Porque la reciente tragedia cuya noticia dio la vuelta y conmovió de pronto al mundo -la muerte de 387 subsaharianos en uno de esos intentos a la desesperada de alcanzar las costas europeas- es el pan nuestro de cada día en esa isla de gente generosa y admirablemente solidaria con el sufrimiento ajeno.

Y no basta con una rápida y casi burocrática visita como la que hicieron a Lampedusa, tras lo ocurrido, el presidente de la Comisión Europea, Durâo Barroso, junto al primer ministro italiano, Letta, y que motivó gritos de «vergogna!» («¡vergüenza!») por parte de los isleños. Gritos de rabia más que justificados por lo que ocurrió dos semanas y media más tarde: un funeral por las víctimas celebrado en Agrigento, lejos del lugar del naufragio y sin ataúdes ni la presencia de ninguno de los supervivientes, funeral que el alcalde de esa bella localidad siciliana calificó de «farsa de Estado».

Nada, pues, más justo y oportuno que la propuesta de la revista italiana, otro de cuyos colaboradores, el conocido periodista Eugenio Scalfari, entrevistó recientemente al papa Francisco, quien con su visita a la isla y las palabras que allí pronunció - «Sólo me viene una palabra, vergüenza»- consiguió también llamar la atención del mundo sobre los dramas que allí se viven.
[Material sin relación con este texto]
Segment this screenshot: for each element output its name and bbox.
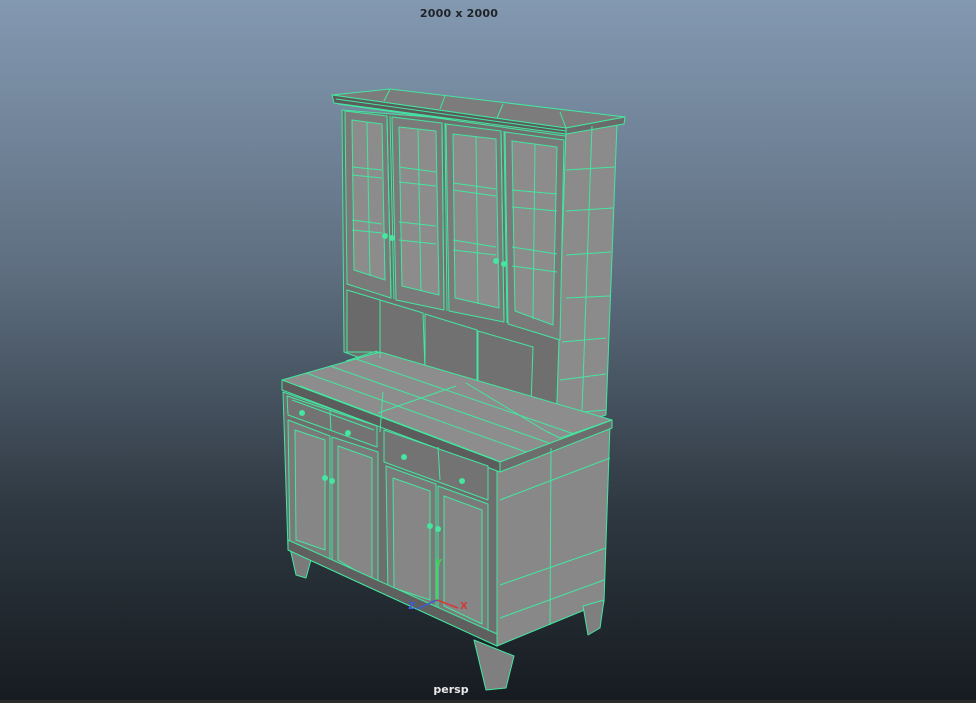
perspective-viewport[interactable]: 2000 x 2000 Y X Z persp [0,0,976,703]
axis-x-label: X [460,601,468,612]
leg-back-right [583,600,604,635]
hutch-cabinet-model[interactable]: Y X Z [0,0,976,703]
axis-z-label: Z [408,601,415,612]
axis-y-label: Y [434,558,443,569]
camera-name-label: persp [433,683,469,696]
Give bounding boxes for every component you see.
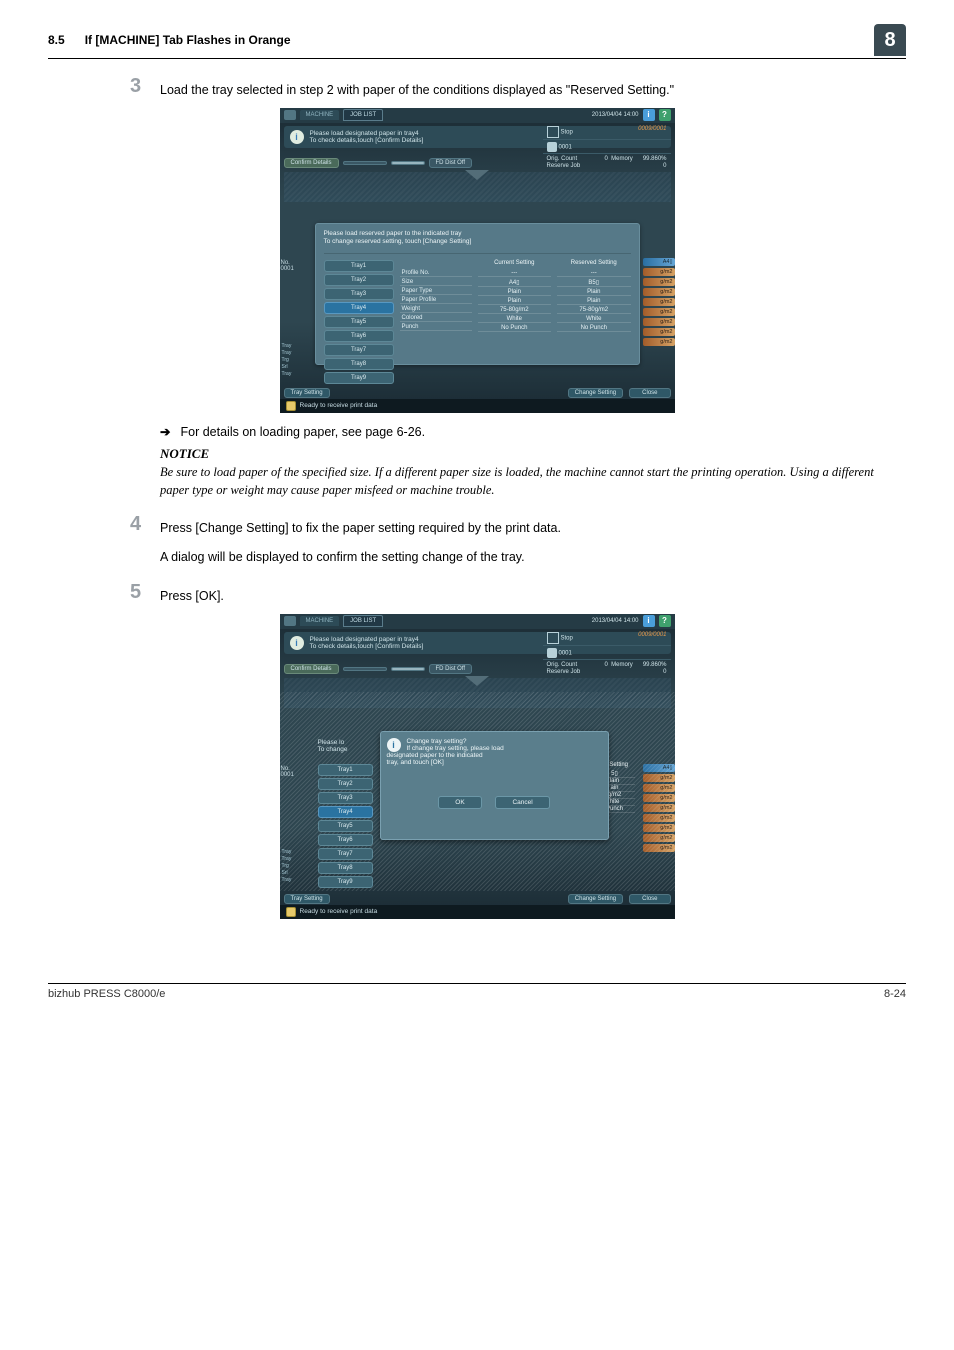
tab-machine[interactable]: MACHINE	[300, 110, 340, 120]
job-no: No. 0001	[281, 260, 294, 272]
panel-instruction-2: To change reserved setting, touch [Chang…	[324, 238, 631, 246]
step-4-text: Press [Change Setting] to fix the paper …	[160, 521, 561, 535]
change-setting-button[interactable]: Change Setting	[568, 388, 623, 398]
page-number: 8-24	[884, 988, 906, 1000]
tray-dialog: Please load reserved paper to the indica…	[315, 223, 640, 365]
help-icon[interactable]: ?	[659, 615, 671, 627]
tab-machine[interactable]: MACHINE	[300, 616, 340, 626]
datetime: 2013/04/04 14:00	[592, 618, 639, 624]
left-mini-labels: Tray Tray Trg Srl Tray	[282, 342, 312, 377]
modal-line-2: If change tray setting, please load	[387, 745, 602, 752]
tray-list: Tray1 Tray2 Tray3 Tray4 Tray5 Tray6 Tray…	[324, 260, 394, 384]
fd-dist-button[interactable]: FD Dist Off	[429, 664, 473, 674]
screenshot-1: MACHINE JOB LIST 2013/04/04 14:00 i ? i …	[280, 108, 675, 413]
panel-instruction-1: Please load reserved paper to the indica…	[324, 230, 631, 238]
step-4-number: 4	[48, 513, 160, 536]
close-button[interactable]: Close	[629, 894, 670, 904]
msg-line-1: Please load designated paper in tray4	[310, 636, 424, 643]
step-3-text: Load the tray selected in step 2 with pa…	[160, 75, 906, 100]
step-5-text: Press [OK].	[160, 581, 906, 606]
step-4-sub: A dialog will be displayed to confirm th…	[160, 548, 898, 567]
modal-line-4: tray, and touch [OK]	[387, 759, 602, 766]
section-num: 8.5	[48, 33, 65, 47]
col-reserved: Reserved Setting	[557, 260, 631, 266]
confirm-details-button[interactable]: Confirm Details	[284, 158, 339, 168]
help-icon[interactable]: ?	[659, 109, 671, 121]
tray-button[interactable]: Tray9	[324, 372, 394, 384]
datetime: 2013/04/04 14:00	[592, 112, 639, 118]
change-setting-button[interactable]: Change Setting	[568, 894, 623, 904]
product-name: bizhub PRESS C8000/e	[48, 988, 165, 1000]
tab-joblist[interactable]: JOB LIST	[343, 109, 383, 121]
tray-button[interactable]: Tray3	[324, 288, 394, 300]
step-3-number: 3	[48, 75, 160, 98]
screenshot-2: MACHINE JOB LIST 2013/04/04 14:00 i ? i …	[280, 614, 675, 919]
info-circle-icon: i	[387, 738, 401, 752]
footer-status: Ready to receive print data	[300, 402, 378, 409]
indicator-arrow-icon	[465, 170, 489, 180]
confirm-details-button[interactable]: Confirm Details	[284, 664, 339, 674]
msg-line-2: To check details,touch [Confirm Details]	[310, 137, 424, 144]
status-panel: Stop0009/0001 0001 Orig. Count0 Memory 9…	[543, 632, 671, 676]
close-button[interactable]: Close	[629, 388, 670, 398]
modal-line-1: Change tray setting?	[387, 738, 602, 745]
lock-icon	[286, 401, 296, 411]
left-mini-labels: Tray Tray Trg Srl Tray	[282, 848, 312, 883]
notice-body: Be sure to load paper of the specified s…	[160, 463, 898, 499]
ok-button[interactable]: OK	[438, 796, 481, 809]
fd-dist-button[interactable]: FD Dist Off	[429, 158, 473, 168]
tray-button[interactable]: Tray6	[324, 330, 394, 342]
details-text: For details on loading paper, see page 6…	[180, 423, 425, 442]
tray-setting-button[interactable]: Tray Setting	[284, 894, 330, 904]
chapter-number: 8	[874, 24, 906, 56]
tab-joblist[interactable]: JOB LIST	[343, 615, 383, 627]
user-icon	[284, 616, 296, 626]
tray-button[interactable]: Tray1	[324, 260, 394, 272]
info-icon[interactable]: i	[643, 109, 655, 121]
step-5-number: 5	[48, 581, 160, 604]
msg-line-1: Please load designated paper in tray4	[310, 130, 424, 137]
indicator-arrow-icon	[465, 676, 489, 686]
info-circle-icon: i	[290, 636, 304, 650]
tray-level-indicators: A4▯ g/m2 g/m2 g/m2 g/m2 g/m2 g/m2 g/m2 g…	[643, 258, 675, 348]
notice-label: NOTICE	[160, 444, 898, 464]
info-icon[interactable]: i	[643, 615, 655, 627]
tray-button[interactable]: Tray8	[324, 358, 394, 370]
cancel-button[interactable]: Cancel	[495, 796, 549, 809]
info-circle-icon: i	[290, 130, 304, 144]
tray-button[interactable]: Tray7	[324, 344, 394, 356]
tray-button-selected[interactable]: Tray4	[324, 302, 394, 314]
footer-status: Ready to receive print data	[300, 908, 378, 915]
status-panel: Stop0009/0001 0001 Orig. Count0 Memory 9…	[543, 126, 671, 170]
arrow-icon: ➔	[160, 423, 170, 442]
tray-button[interactable]: Tray5	[324, 316, 394, 328]
section-title: If [MACHINE] Tab Flashes in Orange	[85, 33, 291, 47]
lock-icon	[286, 907, 296, 917]
tray-button[interactable]: Tray2	[324, 274, 394, 286]
details-crossref: ➔ For details on loading paper, see page…	[160, 423, 898, 442]
header-rule	[48, 58, 906, 59]
confirm-modal: i Change tray setting? If change tray se…	[380, 731, 609, 840]
page-footer: bizhub PRESS C8000/e 8-24	[48, 983, 906, 1000]
msg-line-2: To check details,touch [Confirm Details]	[310, 643, 424, 650]
tray-setting-button[interactable]: Tray Setting	[284, 388, 330, 398]
modal-line-3: designated paper to the indicated	[387, 752, 602, 759]
user-icon	[284, 110, 296, 120]
section-heading: 8.5 If [MACHINE] Tab Flashes in Orange	[48, 33, 291, 47]
col-current: Current Setting	[478, 260, 552, 266]
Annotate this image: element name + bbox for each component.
Y todo ello, mientras los gobiernos europeos se pelean sobre el reparto de los supervivientes entre los países de la Unión, una distribución que algunos quieren más justa de modo que descargue la presión ejercida ahora sobre los bañados por el Mediterráneo y que evite al mismo tiempo la acción de las mafias que se encargan de llevar clandestinamente a muchos de ellos hasta el destino soñado, llámese Alemania o el Reino Unido.

Como es también es de elogiar la petición de firmas que ha hecho a sus lectores el diario La Repubblica para la abrogación inmediata de la ley que lleva el nombre de dos políticos de la derecha italiana, el ex neofascista Gianfranco Fini y el fundador de la nacionalista y xenófoba Lega Nord, Umberto Bossi.

Una ley inhumana y claramente racista, basada en el rechazo del otro, del diferente, de quien llega de lejos, que es visto como una amenaza para la convivencia y la cultura europea, y que convierte en clandestinos a quienes sobreviven a la tragedia al tiempo que acusa de complicidad a quienes humanamente los socorren.

Una ley que debería avergonzar a toda Europa al considerar la inmigración como un problema de orden público mediante el recurso a las leyes penales y a las fuerzas del orden y que ese periódico ha calificado de ejemplo de «compendio de barbarie» por los motivos concretos que la «generaron» y por «las normas legales en que se ha traducido».